3. Meggitt synthesis (CORDIC rotations).
4. Compute y/x of the rotated vector, sign processing & normalizing.
There ist one weak point about this algorithm and its inverse:
In tan() as well as in arctan(), CORDIC rotations are not carried out on true floating-point, but on high precision fixed-point numbers. If tan() is used for arguments near muliples of pi/2, one of the two components of the rotated vector will eventually start approaching zero, yielding a loss of significant digits since there is no exponent to compensate: Arguments near 0 degrees lead to a poor y-component, while arguments near 90 degrees erode precision of the x-component.
This is also true for arctan() because it uses the same algorithm in the opposite direction. I checked out the quality of the results for increasing arguments in arctan() thus simulating a region near 90 degrees:
arctan(2) : 48 bits of precision (14.5 decimals), 63.43 degrees
arctan(25) : 42 bits of precision (12.5 decimals), 87.71 degrees
arctan(200) : 34 bits of precision (10.2 decimals), 89.71 degrees
arctan(7500) : 31 bits of precision (9.3 decimals), 89.992 degrees
Bigger arguments stay in the precision-range of 9 to 10 digits (not listed here).
Sine & Cosine
Sine and cosine are obtained by transforming the respective tangent with a set of formulas.
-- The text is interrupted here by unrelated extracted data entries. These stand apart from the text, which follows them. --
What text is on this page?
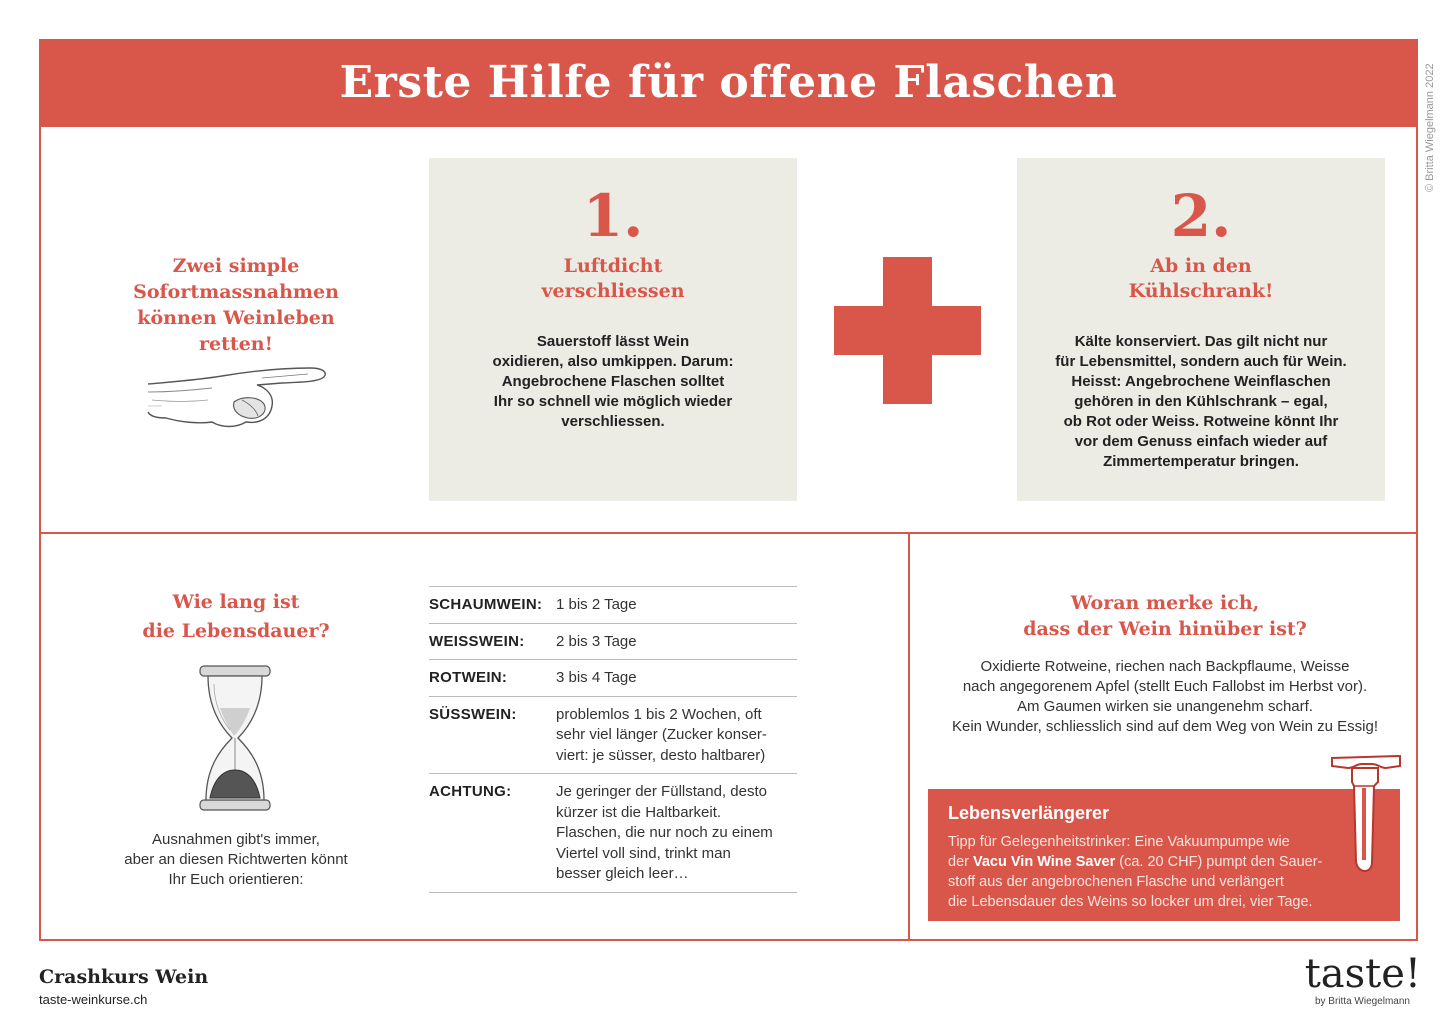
Erste Hilfe für offene Flaschen	© Britta Wiegelmann 2022
Zwei simple
Sofortmassnahmen
können Weinleben
retten!
1.
Luftdicht
verschliessen
Sauerstoff lässt Wein
oxidieren, also umkippen. Darum:
Angebrochene Flaschen solltet
Ihr so schnell wie möglich wieder
verschliessen.
2.
Ab in den
Kühlschrank!
Kälte konserviert. Das gilt nicht nur
für Lebensmittel, sondern auch für Wein.
Heisst: Angebrochene Weinflaschen
gehören in den Kühlschrank – egal,
ob Rot oder Weiss. Rotweine könnt Ihr
vor dem Genuss einfach wieder auf
Zimmertemperatur bringen.
Wie lang ist
die Lebensdauer?
Ausnahmen gibt's immer,
aber an diesen Richtwerten könnt
Ihr Euch orientieren:
SCHAUMWEIN: 1 bis 2 Tage
WEISSWEIN:	2 bis 3 Tage
ROTWEIN:	3 bis 4 Tage
SÜSSWEIN:	problemlos 1 bis 2 Wochen, oft
sehr viel länger (Zucker konser-
viert: je süsser, desto haltbarer)
ACHTUNG:	Je geringer der Füllstand, desto
kürzer ist die Haltbarkeit.
Flaschen, die nur noch zu einem
Viertel voll sind, trinkt man
besser gleich leer…
Woran merke ich,
dass der Wein hinüber ist?
Oxidierte Rotweine, riechen nach Backpflaume, Weisse
nach angegorenem Apfel (stellt Euch Fallobst im Herbst vor).
Am Gaumen wirken sie unangenehm scharf.
Kein Wunder, schliesslich sind auf dem Weg von Wein zu Essig!
Lebensverlängerer
Tipp für Gelegenheitstrinker: Eine Vakuumpumpe wie
der Vacu Vin Wine Saver (ca. 20 CHF) pumpt den Sauer-
stoff aus der angebrochenen Flasche und verlängert
die Lebensdauer des Weins so locker um drei, vier Tage.
Crashkurs Wein
taste-weinkurse.ch
taste!
by Britta Wiegelmann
Due to rounding errors and due to the fact, the tan()-function is not smooth at 90 and 270 degrees, sign-errors can be observed also in sin() and cos(). The set of formulas to obtain sin() and cos(), as they are pointed out by Jacques Laporte in his article about trigonometry, proofed to be sensitive to this type of errors.
In my implementation therefore I used a different set of formulas:
t := tan(x/2),
sin(x) = (1 + t^2),
cos(x) = (1 - t^2) / (1 + t^2)
Using this set I could reduce critical cases significantly. Furthermore it is no more necessary to compute square roots and reciprocals.
Arcsin & Arccos
Jacques Laporte shows in his article two formulas which give us arc-sine and arc-cosine if arc-tangent is known, but I could not get them work properly, so I side-stepped this problem by using an alternate set:
arcsin(x) = sgn(x) · arctan(sqrt(x^2 / (1 - x^2)))
arccos(x) = pi/2 - arcsin(x)
Now, it’s easy to get the arcus functions. There is just one case, x=1, that is to treat separately.
3.6 Conclusions
All of the MATH library is implemented using binary-type numbers. The routines are allowed to profit of an extended precision range of 48 bits. If I would have used decimal numbers, the theoretical maximum would have been 40 bits. Since the controller is a binary type (as opposed to HP processors) I furthermore was able to exploit maximum processing speed by incorporating the controller’s hardware multiplier (even logs and trigonometry profit by this feature).
Although, some unusual effects may be observed while using with a VTQ device:
(1)
If, for example 11 - 6 - 5 is computed, one would expect zero as result. In fact my calculator shows 3.7942 · 10^-12 in this situation. Why?
Well, the major disadvantage in using binary numbers is the fact, the have to be converted from or to decimal representation after decimal input or output as decimal number for display. Rounding errors thus are unavoidable.
(2)
Numbers like 1.3 can be represented exactly in a decimal format, but not as a binary number. In fact, our example 1.3 results in a periodic mantissa. It reads as 1.4CCCCC... (in hexadecimal representation). It can not be fully accurate.
This does not necessarily mean, the VTQ calculator has bad libraries. Let us have a look on an other computation:
10 / 3 * 3 - 10.
A classic HP (e.g. HP-27, HP-97) shows: -1.0 · 10^-9
A modern HP (e.g. HP42s) shows: -1.0 · 10^-11
The VTQ-13c shows: -1.07 · 10^-12
The result will never be zero, on neither calculator, since 10 / 3 can not be represented exactly with floating point numbers. The VTQ-13c yields by far the best result. See?
There is still work to be done as mentioned in section 3.4: Improve y^x by using full mantissa’s precision after computing a logartihm. There is also potential in the field of trigonometry: The drain of precision may probably be reduced by saving bits, shifted out during CORDIC rotations. They then could be re-introduced prior to divide the vector’s components. - Work for later days.